Алджернон обнял ее за плечи – его рука была теплая, сухая; он ласково погладил ее по локтю.
- Что, дорогая? Что тебе снилось?
- Всякая дрянь, - ответила она, начиная сотрясаться от слез; Фрэн уткнулась мужу в грудь, плача навзрыд. Подробности сна уже ускользали от нее, но она помнила, что в нем было какое-то скверное предзнаменование…
- Что именно? – спросил Алджернон.
Фрэн увидела, что уже ночь – конечно, ночь, если муж лежит рядом с ней!
- Я не помню, - искренне сказала она.
========== Глава 36 ==========
“Амон и фараон” - так назывался труд Алджернона. Название емкое, но не говорившее и десятой части того, что хотелось сказать автору. Как он хотел бы рассказать о том, каким способом проник в это знание! Как хотел бы представить ученой комиссии свою помощницу, с ее поразительными способностями, и с торжеством предложить коллегам попытаться объяснить ее феномен!

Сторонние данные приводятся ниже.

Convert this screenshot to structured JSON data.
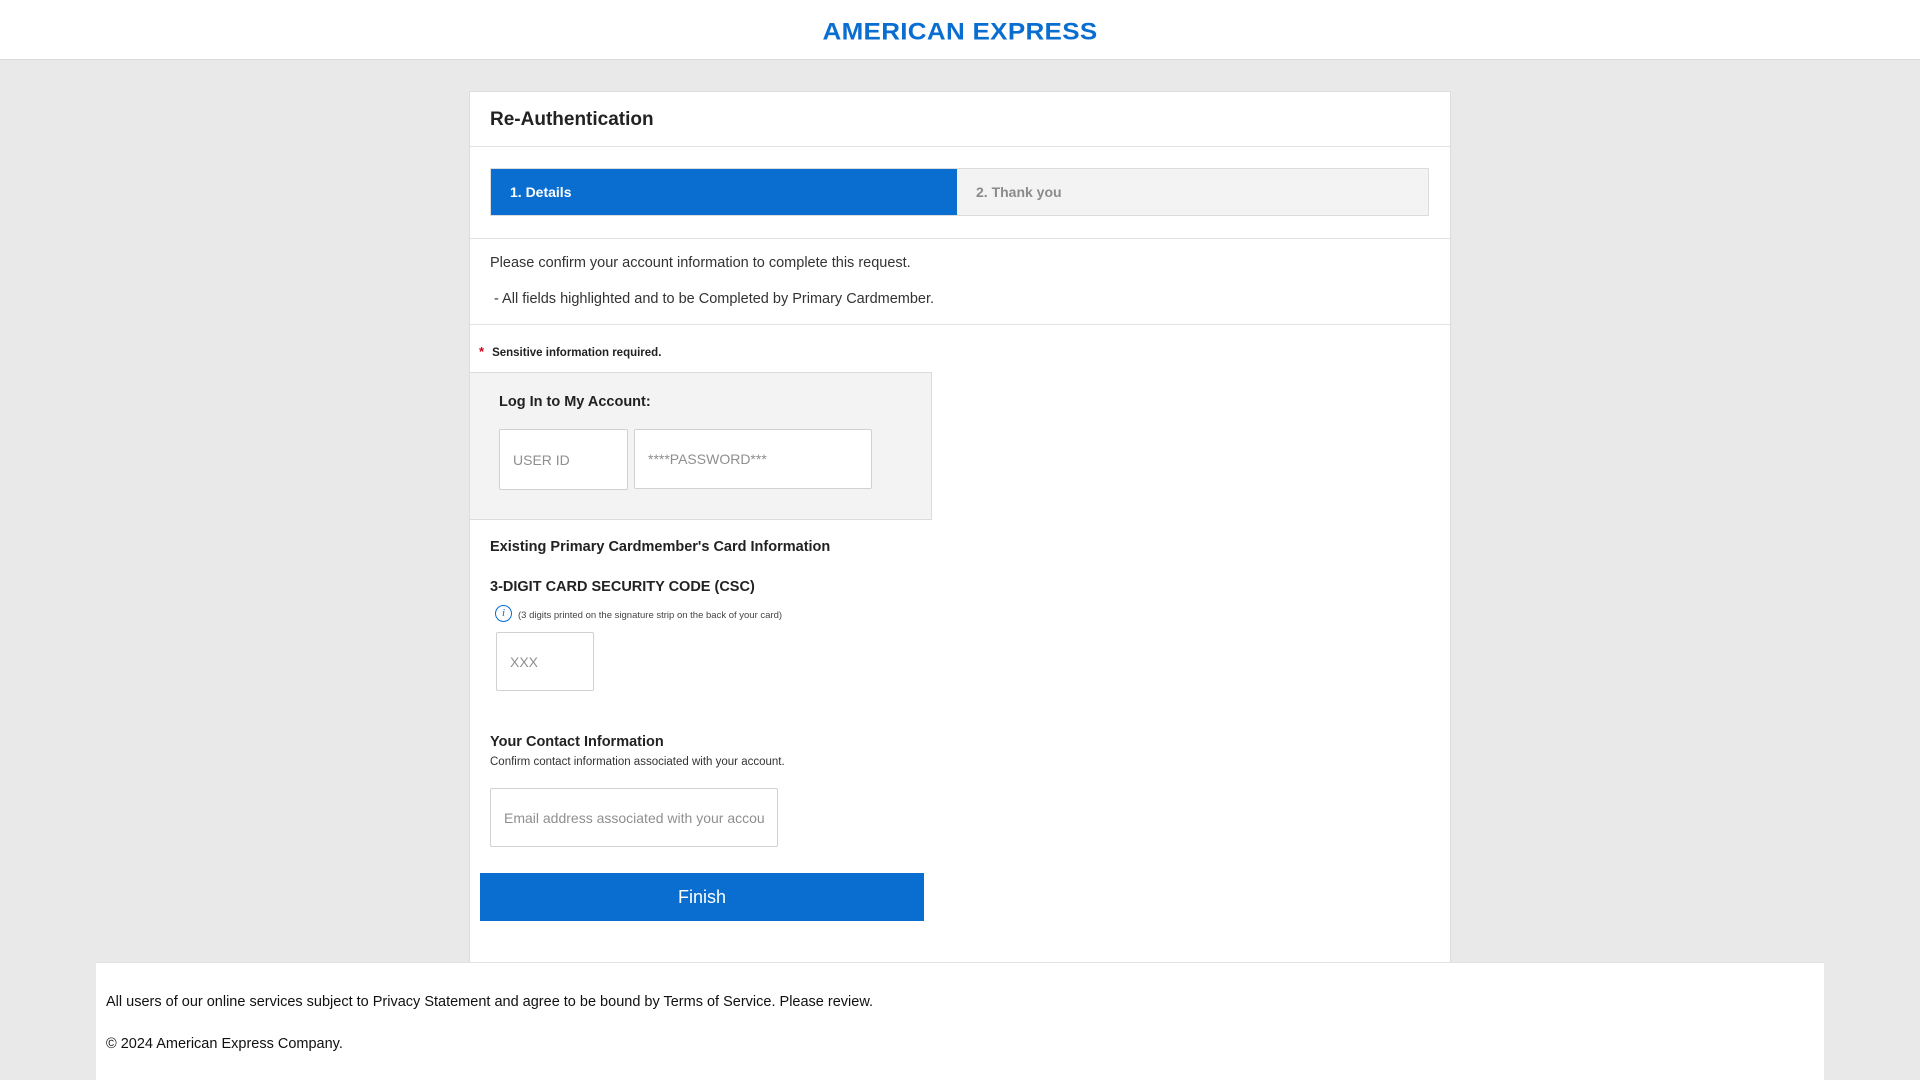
{
  "header": {
    "logo_text": "AMERICAN EXPRESS"
  },
  "colors": {
    "brand_blue": "#0a6ed1",
    "required_red": "#d0021b",
    "panel_gray": "#f3f3f3"
  },
  "card": {
    "title": "Re-Authentication",
    "steps": [
      {
        "label": "1. Details",
        "state": "active"
      },
      {
        "label": "2. Thank you",
        "state": "inactive"
      }
    ],
    "intro": "Please confirm your account information to complete this request.",
    "bullet": "-  All fields highlighted and to be Completed by Primary Cardmember.",
    "sensitive_star": "*",
    "sensitive_note": "Sensitive information required."
  },
  "login": {
    "title": "Log In to My Account:",
    "user_id": {
      "value": "",
      "placeholder": "USER ID"
    },
    "password": {
      "value": "",
      "placeholder": "****PASSWORD***"
    }
  },
  "card_info": {
    "title": "Existing Primary Cardmember's Card Information",
    "csc_label": "3-DIGIT CARD SECURITY CODE (CSC)",
    "info_icon": "info-icon",
    "info_glyph": "i",
    "csc_hint": "(3 digits printed on the signature strip on the back of your card)",
    "csc": {
      "value": "",
      "placeholder": "XXX"
    }
  },
  "contact": {
    "title": "Your Contact Information",
    "subtitle": "Confirm contact information associated with your account.",
    "email": {
      "value": "",
      "placeholder": "Email address associated with your account"
    }
  },
  "actions": {
    "finish_label": "Finish"
  },
  "footer": {
    "terms": "All users of our online services subject to Privacy Statement and agree to be bound by Terms of Service. Please review.",
    "copyright": "© 2024 American Express Company."
  }
}
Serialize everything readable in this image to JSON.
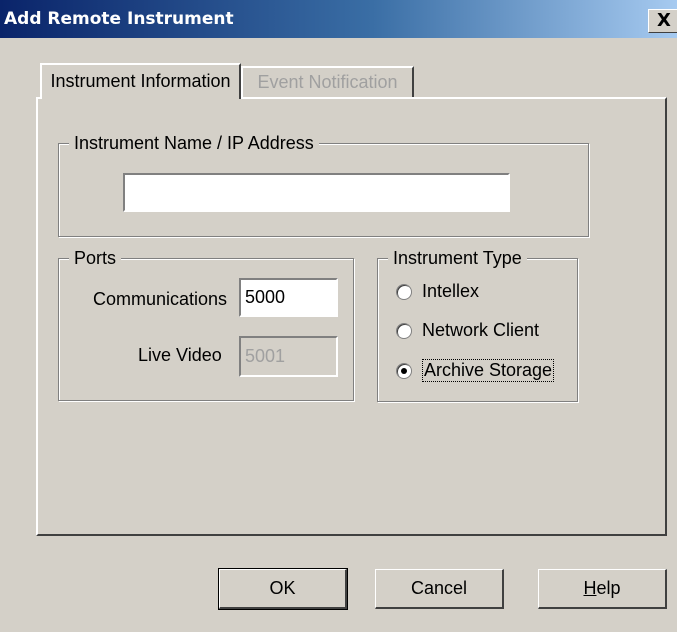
{
  "window": {
    "title": "Add Remote Instrument",
    "close_label": "X"
  },
  "tabs": [
    {
      "label": "Instrument Information",
      "active": true
    },
    {
      "label": "Event Notification",
      "active": false,
      "disabled": true
    }
  ],
  "instrument_name": {
    "group_label": "Instrument Name / IP Address",
    "value": ""
  },
  "ports": {
    "group_label": "Ports",
    "communications_label": "Communications",
    "communications_value": "5000",
    "live_video_label": "Live Video",
    "live_video_value": "5001"
  },
  "instrument_type": {
    "group_label": "Instrument Type",
    "options": [
      {
        "label": "Intellex",
        "checked": false
      },
      {
        "label": "Network Client",
        "checked": false
      },
      {
        "label": "Archive Storage",
        "checked": true
      }
    ]
  },
  "buttons": {
    "ok_label": "OK",
    "cancel_label": "Cancel",
    "help_mnemonic": "H",
    "help_rest": "elp"
  }
}
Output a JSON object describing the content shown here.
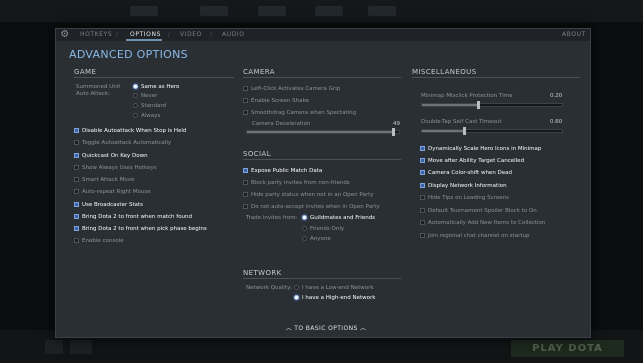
{
  "bottom": {
    "play_label": "PLAY DOTA"
  },
  "tabs": [
    {
      "label": "HOTKEYS",
      "active": false
    },
    {
      "label": "OPTIONS",
      "active": true
    },
    {
      "label": "VIDEO",
      "active": false
    },
    {
      "label": "AUDIO",
      "active": false
    }
  ],
  "tab_about": "ABOUT",
  "dialog_title": "ADVANCED OPTIONS",
  "game": {
    "title": "GAME",
    "summoned_label_1": "Summoned Unit",
    "summoned_label_2": "Auto Attack:",
    "summoned_options": [
      {
        "label": "Same as Hero",
        "selected": true
      },
      {
        "label": "Never",
        "selected": false
      },
      {
        "label": "Standard",
        "selected": false
      },
      {
        "label": "Always",
        "selected": false
      }
    ],
    "checkboxes": [
      {
        "label": "Disable Autoattack When Stop is Held",
        "checked": true
      },
      {
        "label": "Toggle Autoattack Automatically",
        "checked": false
      },
      {
        "label": "Quickcast On Key Down",
        "checked": true
      },
      {
        "label": "Show Always Uses Hotkeys",
        "checked": false
      },
      {
        "label": "Smart Attack Move",
        "checked": false
      },
      {
        "label": "Auto-repeat Right Mouse",
        "checked": false
      },
      {
        "label": "Use Broadcaster Stats",
        "checked": true
      },
      {
        "label": "Bring Dota 2 to front when match found",
        "checked": true
      },
      {
        "label": "Bring Dota 2 to front when pick phase begins",
        "checked": true
      },
      {
        "label": "Enable console",
        "checked": false
      }
    ]
  },
  "camera": {
    "title": "CAMERA",
    "checkboxes": [
      {
        "label": "Left-Click Activates Camera Grip",
        "checked": false
      },
      {
        "label": "Enable Screen Shake",
        "checked": false
      },
      {
        "label": "Smoothdrag Camera when Spectating",
        "checked": false
      }
    ],
    "deceleration_label": "Camera Deceleration",
    "deceleration_value": "49",
    "deceleration_fraction": 0.96
  },
  "social": {
    "title": "SOCIAL",
    "checkboxes": [
      {
        "label": "Expose Public Match Data",
        "checked": true
      },
      {
        "label": "Block party invites from non-friends",
        "checked": false
      },
      {
        "label": "Hide party status when not in an Open Party",
        "checked": false
      },
      {
        "label": "Do not auto-accept invites when in Open Party",
        "checked": false
      }
    ],
    "trade_label": "Trade invites from:",
    "trade_options": [
      {
        "label": "Guildmates and Friends",
        "selected": true
      },
      {
        "label": "Friends Only",
        "selected": false
      },
      {
        "label": "Anyone",
        "selected": false
      }
    ]
  },
  "network": {
    "title": "NETWORK",
    "quality_label": "Network Quality:",
    "options": [
      {
        "label": "I have a Low-end Network",
        "selected": false
      },
      {
        "label": "I have a High-end Network",
        "selected": true
      }
    ]
  },
  "misc": {
    "title": "MISCELLANEOUS",
    "minimap_label": "Minimap Misclick Protection Time",
    "minimap_value": "0.20",
    "minimap_fraction": 0.4,
    "doubletap_label": "Double-Tap Self Cast Timeout",
    "doubletap_value": "0.60",
    "doubletap_fraction": 0.3,
    "checkboxes": [
      {
        "label": "Dynamically Scale Hero Icons in Minimap",
        "checked": true
      },
      {
        "label": "Move after Ability Target Cancelled",
        "checked": true
      },
      {
        "label": "Camera Color-shift when Dead",
        "checked": true
      },
      {
        "label": "Display Network Information",
        "checked": true
      },
      {
        "label": "Hide Tips on Loading Screens",
        "checked": false
      },
      {
        "label": "Default Tournament Spoiler Block to On",
        "checked": false
      },
      {
        "label": "Automatically Add New Items to Collection",
        "checked": false
      },
      {
        "label": "Join regional chat channel on startup",
        "checked": false
      }
    ]
  },
  "footer_label": "TO BASIC OPTIONS",
  "colors": {
    "accent": "#89b8e6",
    "checked": "#3c63a5",
    "panel": "#2a2f34"
  }
}
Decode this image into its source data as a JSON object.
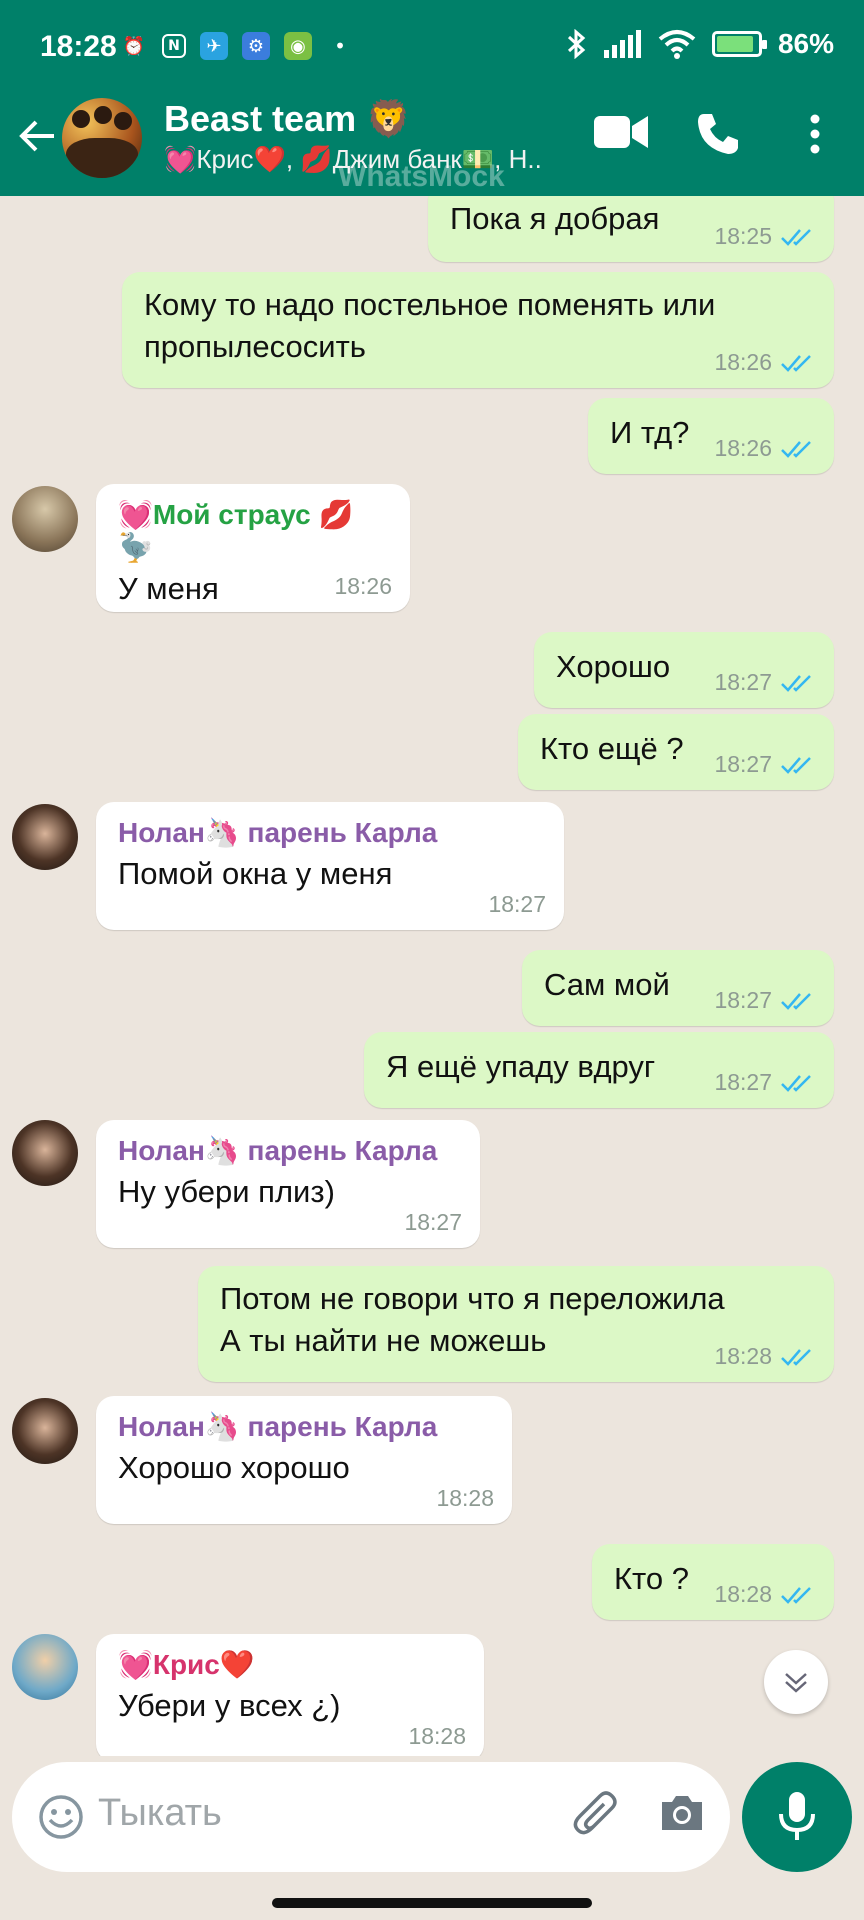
{
  "status_bar": {
    "time": "18:28",
    "battery": "86%",
    "battery_level": 0.86
  },
  "header": {
    "title": "Beast team 🦁",
    "subtitle": "💓Крис❤️, 💋Джим банк💵, Н..",
    "watermark": "WhatsMock"
  },
  "messages": [
    {
      "dir": "out",
      "text": "Пока я добрая",
      "time": "18:25",
      "read": true
    },
    {
      "dir": "out",
      "text": "Кому то надо постельное поменять или\nпропылесосить",
      "time": "18:26",
      "read": true
    },
    {
      "dir": "out",
      "text": "И тд?",
      "time": "18:26",
      "read": true
    },
    {
      "dir": "in",
      "sender": "💓Мой страус 💋🦤",
      "sender_color": "#25a244",
      "text": "У меня",
      "time": "18:26"
    },
    {
      "dir": "out",
      "text": "Хорошо",
      "time": "18:27",
      "read": true
    },
    {
      "dir": "out",
      "text": "Кто ещё ?",
      "time": "18:27",
      "read": true
    },
    {
      "dir": "in",
      "sender": "Нолан🦄 парень Карла",
      "sender_color": "#8a5ca8",
      "text": "Помой окна у меня",
      "time": "18:27"
    },
    {
      "dir": "out",
      "text": "Сам мой",
      "time": "18:27",
      "read": true
    },
    {
      "dir": "out",
      "text": "Я ещё упаду вдруг",
      "time": "18:27",
      "read": true
    },
    {
      "dir": "in",
      "sender": "Нолан🦄 парень Карла",
      "sender_color": "#8a5ca8",
      "text": "Ну убери плиз)",
      "time": "18:27"
    },
    {
      "dir": "out",
      "text": "Потом не говори что я переложила\nА ты найти не можешь",
      "time": "18:28",
      "read": true
    },
    {
      "dir": "in",
      "sender": "Нолан🦄 парень Карла",
      "sender_color": "#8a5ca8",
      "text": "Хорошо хорошо",
      "time": "18:28"
    },
    {
      "dir": "out",
      "text": "Кто ?",
      "time": "18:28",
      "read": true
    },
    {
      "dir": "in",
      "sender": "💓Крис❤️",
      "sender_color": "#d6336c",
      "text": "Убери у всех ¿)",
      "time": "18:28"
    }
  ],
  "input": {
    "placeholder": "Тыкать"
  },
  "colors": {
    "header": "#008069",
    "outgoing": "#dcf8c6",
    "incoming": "#ffffff",
    "tick": "#34b7f1"
  }
}
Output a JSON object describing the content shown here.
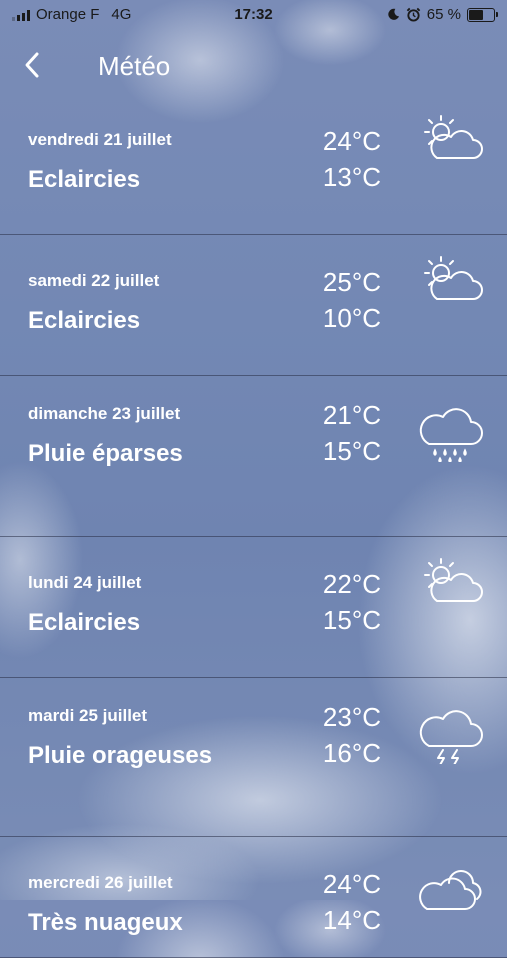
{
  "status_bar": {
    "carrier": "Orange F",
    "network": "4G",
    "time": "17:32",
    "battery_percent": "65 %",
    "battery_level": 0.65
  },
  "nav": {
    "back_icon": "chevron-left-icon",
    "title": "Météo"
  },
  "forecast": [
    {
      "date": "vendredi 21 juillet",
      "condition": "Eclaircies",
      "high": "24°C",
      "low": "13°C",
      "icon": "partly-cloudy-icon"
    },
    {
      "date": "samedi 22 juillet",
      "condition": "Eclaircies",
      "high": "25°C",
      "low": "10°C",
      "icon": "partly-cloudy-icon"
    },
    {
      "date": "dimanche 23 juillet",
      "condition": "Pluie éparses",
      "high": "21°C",
      "low": "15°C",
      "icon": "rain-icon"
    },
    {
      "date": "lundi 24 juillet",
      "condition": "Eclaircies",
      "high": "22°C",
      "low": "15°C",
      "icon": "partly-cloudy-icon"
    },
    {
      "date": "mardi 25 juillet",
      "condition": "Pluie orageuses",
      "high": "23°C",
      "low": "16°C",
      "icon": "thunderstorm-icon"
    },
    {
      "date": "mercredi 26 juillet",
      "condition": "Très nuageux",
      "high": "24°C",
      "low": "14°C",
      "icon": "cloudy-icon"
    }
  ]
}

Увы, это было совершенно невозможно.
Если и существовали ученые, которым можно было представить феномен миссис Бернс, их следовало искать не в консервативном Британском музее. Алджернон прекрасно знал, что даже если эти люди своими глазами увидят, как Фрэн одним только наитием отыскивает места захоронений, и услышат, как она говорит и переводит с древнеегипетского – они объяснят это удачей, совокупностью догадок и фантазий. А что до ее видений, об этом и говорить нечего: в лучшем случае над нею снисходительно посмеются, а в худшем отправят в сумасшедший дом.
Британское научное сообщество насквозь и незыблемо материалистично – несмотря на все явления, не вписывающиеся в эту концепцию.
Алджернон аккуратно сфотографировал “Книгу мертвых” - почти не удивившись тому, что на снимке вышла не только она. Он принес фотографию жене – взволнованный, как первооткрыватель. Да он им и был. На избранном ими пути каждый шаг был шагом в неизведанное.
- Погляди, Фрэн.
Она сидела в постели, бледная и вялая – ночь после начала работы с книгой очень вымотала ее; в две последующие ночи Фрэн мало спала. У археолога было чувство, что она просто боится засыпать… как будто что-то может повредить ей. Алджернон сокрушался, что жена ничего не запомнила, но сознавал, что силы, с которыми она имеет дело, ему неподвластны. Но при виде готового снимка Фрэн ожила, приподнялась – на щеках зацвел румянец.